FOUNDERS FUNDS, INC.
SUPPLEMENT TO STATEMENT OF ADDITIONAL INFORMATION
DATED MAY 1, 1997
The section of the Funds' Statement of Additional Information entitled
"Directors and Officers" is hereby amended on page 39 to delete the reference to
John K. Langum, who retired as a director effective September 1, 1997. Dr.
Langum has been designated Chairman Emeritus of the Company.
The section of the Funds' Statement of Additional Information entitled
"Directors and Officers" is hereby amended on page 40 to reflect that Jay A.
Precourt is Chairman of the Board of Directors and an Executive Committee
Member, effective September 1, 1997.
The second and third sentences of the first paragraph of the section of the
Funds' Statement of Additional Information entitled "Directors and Officers --
Director Compensation" on page 42 are hereby deleted and replaced with the
following:
The Company has no plan or other arrangement pursuant to which any of the
Company's independent directors receive pension or retirement benefits,
with the exception of an arrangement with former director Langum, who
receives an annual payment from Founders.
The section of the Funds' Statement of Additional Information entitled
"Additional Information -- Code of Ethics" is hereby amended on page 67 to read
as follows:
The Company and Founders have adopted a strict code of ethics that
limits directors, officers, investment personnel and other Founders
employees in investing in securities for their own accounts.
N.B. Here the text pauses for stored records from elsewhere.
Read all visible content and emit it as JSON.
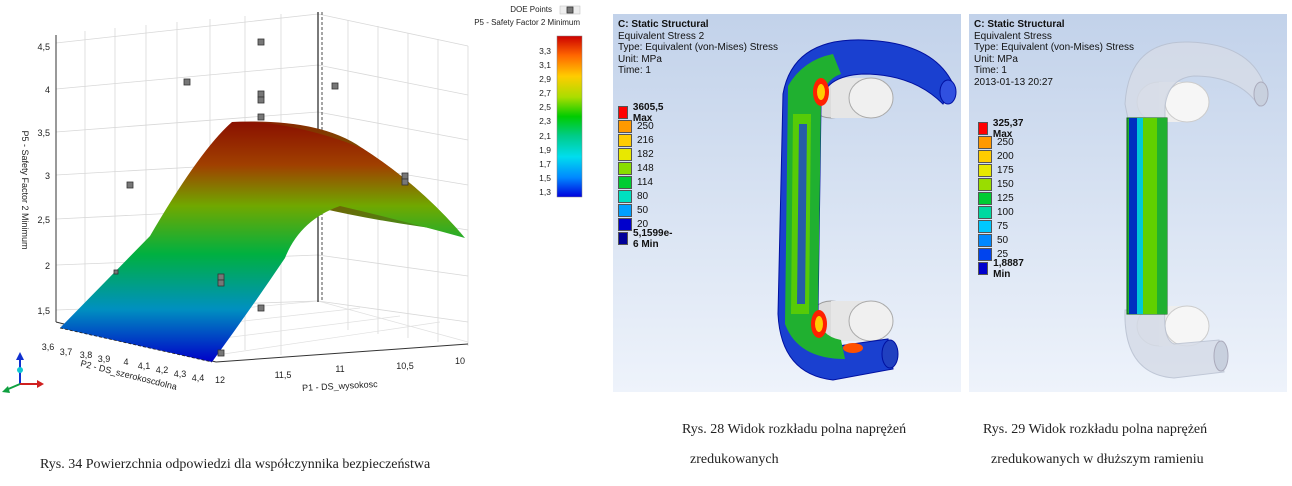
{
  "surface_plot": {
    "legend_doe": "DOE Points",
    "legend_response": "P5 - Safety Factor 2 Minimum",
    "z_axis_label": "P5 - Safety Factor 2 Minimum",
    "z_ticks": [
      "4,5",
      "4",
      "3,5",
      "3",
      "2,5",
      "2",
      "1,5"
    ],
    "x_axis_label": "P2 - DS_szerokoscdolna",
    "x_ticks": [
      "3,6",
      "3,7",
      "3,8",
      "3,9",
      "4",
      "4,1",
      "4,2",
      "4,3",
      "4,4"
    ],
    "y_axis_label": "P1 - DS_wysokosc",
    "y_ticks": [
      "12",
      "11,5",
      "11",
      "10,5",
      "10"
    ],
    "colorbar_ticks": [
      "3,3",
      "3,1",
      "2,9",
      "2,7",
      "2,5",
      "2,3",
      "2,1",
      "1,9",
      "1,7",
      "1,5",
      "1,3"
    ],
    "caption": "Rys. 34 Powierzchnia odpowiedzi dla współczynnika bezpieczeństwa"
  },
  "ansys_left": {
    "title": "C: Static Structural",
    "line2": "Equivalent Stress 2",
    "line3": "Type: Equivalent (von-Mises) Stress",
    "line4": "Unit: MPa",
    "line5": "Time: 1",
    "legend_max": "3605,5 Max",
    "legend_values": [
      "250",
      "216",
      "182",
      "148",
      "114",
      "80",
      "50",
      "20"
    ],
    "legend_min": "5,1599e-6 Min",
    "caption_line1": "Rys. 28 Widok rozkładu polna naprężeń",
    "caption_line2": "zredukowanych"
  },
  "ansys_right": {
    "title": "C: Static Structural",
    "line2": "Equivalent Stress",
    "line3": "Type: Equivalent (von-Mises) Stress",
    "line4": "Unit: MPa",
    "line5": "Time: 1",
    "line6": "2013-01-13 20:27",
    "legend_max": "325,37 Max",
    "legend_values": [
      "250",
      "200",
      "175",
      "150",
      "125",
      "100",
      "75",
      "50",
      "25"
    ],
    "legend_min": "1,8887 Min",
    "caption_line1": "Rys. 29 Widok rozkładu polna naprężeń",
    "caption_line2": "zredukowanych w dłuższym ramieniu"
  },
  "colors": {
    "left_legend": [
      "#ff0000",
      "#ff9900",
      "#ffcc00",
      "#e8e800",
      "#88dd00",
      "#00cc33",
      "#00e0c0",
      "#00a0ff",
      "#0000cc"
    ],
    "right_legend": [
      "#ff0000",
      "#ff9900",
      "#ffcc00",
      "#e8e800",
      "#99dd00",
      "#00cc33",
      "#00d8a0",
      "#00c8ff",
      "#0088ff",
      "#0000cc"
    ]
  }
}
With certain
exceptions, the code of ethics requires pre-clearance of personal
securities transactions and imposes restrictions and reporting
requirements upon such transactions. The Company and Founders carefully
monitor compliance with the code of ethics by their respective personnel.
Violations or apparent violations of the code of ethics by an
officer, director or employee of the Company are reported to the president
of the Company or to the Company's legal counsel, and thereafter to the
Company's board of directors. The Company's board of directors determines
whether a violation of the code of ethics has occurred and, if so, the
sanctions, if any, deemed appropriate.
<PAGE>
Violations or apparent violations of the code of ethics by an
officer, director or employee of Founders who is not also an officer,
director or employee of the Company are reported to the president of
Founders, Founders' Legal Department or to Founders' legal counsel.
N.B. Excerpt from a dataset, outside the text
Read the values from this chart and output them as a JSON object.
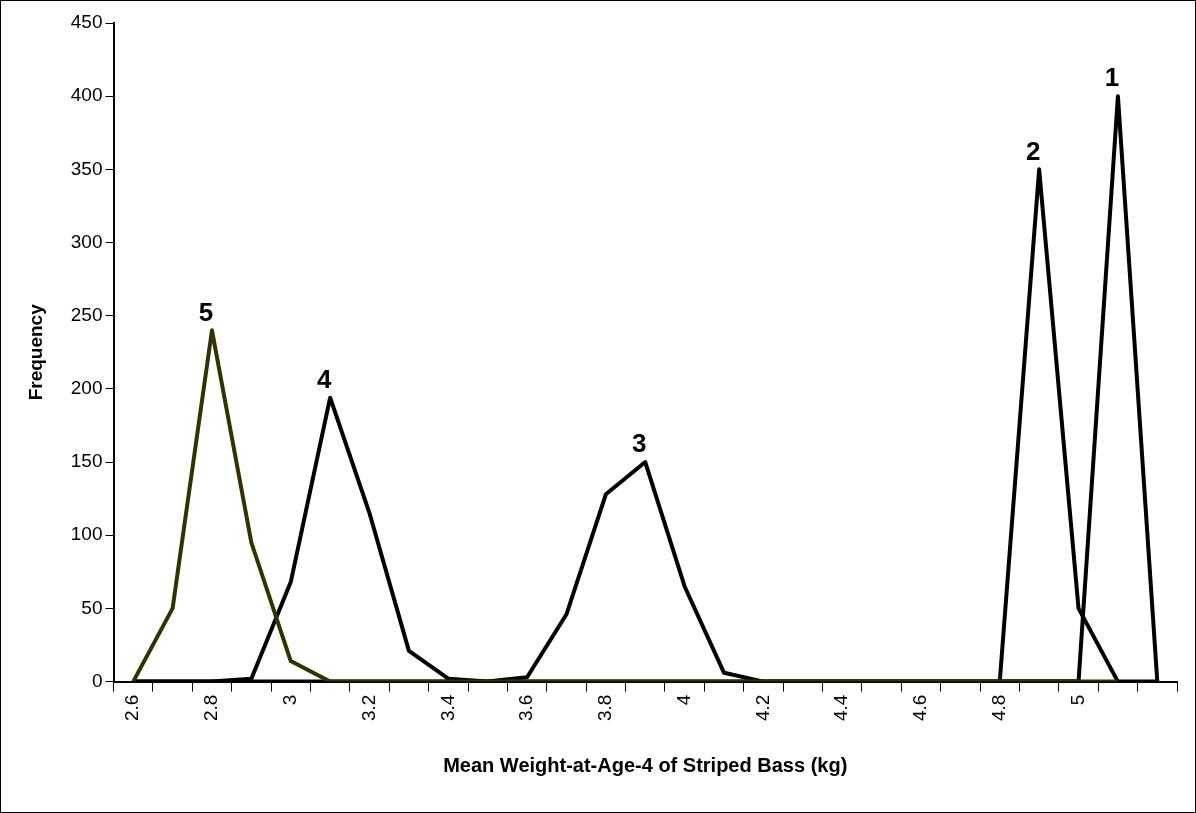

Founders' president, in conjunction with the Legal Department, shall
determine whether a violation has occurred and, if so, will impose such
sanctions, if any, as he or she may deem appropriate. These determinations
are reviewed by the Company's Board of Directors.
Sanctions may include verbal or written warnings, a letter of
censure, suspension, termination of employment, disgorgement of profits
from improper transactions, or other sanctions. The code of ethics
requires maintenance of the highest standards of integrity and conduct. In
engaging in personal business activities, personnel of the Company and of
Founders must act in the best interests of the Company and its
shareholders. The Company's shareholders may obtain a copy of the code of
ethics without charge by calling Founders at 1-800-525-2440.
The date of this Supplement is September 1, 1997.